Al Venerdì di Repubblica. La figlia Maria: «Mio fratello litigò con Pajetta, mamma ci sostenne». Quarant’anni fa la morte del leader del Pci

La figlia di Berlinguer: «In ospedale dissero: “sta arrivando Craxi”, noi figli ci opponemmo: “No, pure Craxi no”»
A demonstrator holds flag with a portrait of Enrico Berlinguer, a historic leader of Italian left-wing during a march to protest against Silvio Berlusconi's government called by the left-wing Democratic Party (PD) on December 11, 2010 in Rome. Berlusconi faces a knife-edge confidence vote in both houses of parliament on December 13 that could trigger his downfall or see the resilient Italian leader bounce back once again. AFP PHOTO / TIZIANA FABI (Photo by Tiziana FABI / AFP)

Bellissima intervista del Venerdì di Repubblica (a cura di Simonetta Fiori) a Maria Berlinguer secondogenita di Enrico storico segretario del Pci morto quarant’anni fa, il 13 giugno 1984.

La figlia ne parla pubblicamente forse per la prima volta.

«Dopo quarant’anni ho visto le immagini di Padova fino all’ultima sequenza. Prima non ce l’avevo mai fatta. E ho scoperto che alla fine mio padre sorride. Sì, al termine del suo discorso in piazza della Frutta, l’ultimo della sua vita, già devastato dall’ictus, mio padre riesce a sorridere». Maria Berlinguer è la secondogenita di Enrico Berlinguer.

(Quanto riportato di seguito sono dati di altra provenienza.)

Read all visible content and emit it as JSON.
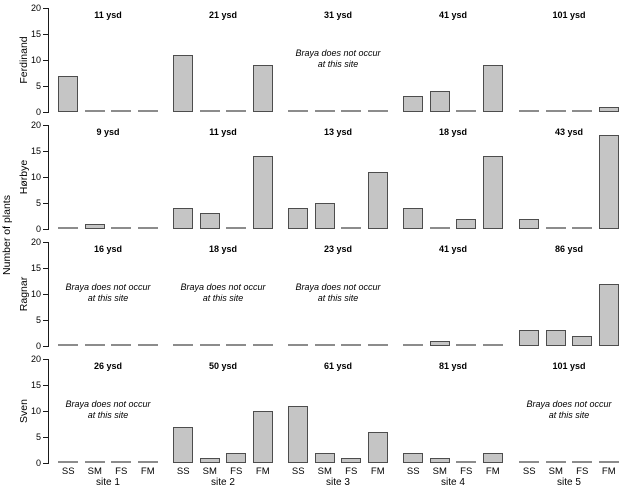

Meno famosa di Bianca, anche più introversa, ha lavorato a lungo nei giornali (l’ultimo approdo, La Stampa) scegliendo di apparire il meno possibile: non circolano sue foto da adulta e neppure in questa occasione ha voluto essere ripresa da un fotografo.

La critica più ingiusta?
«Piero Fassino disse che papà aveva cercato la bella morte per sfuggire allo scacco matto di Craxi. Ma posso dir male di Fassino proprio ora? Stendiamo un velo pietoso».

Le chiede cosa ricorda di quei giorni, della corsa all’ospedale di Padova dove il padre fu ricoverato dopo il comizio in cui si sentì male.

Poi, cosa ricordi?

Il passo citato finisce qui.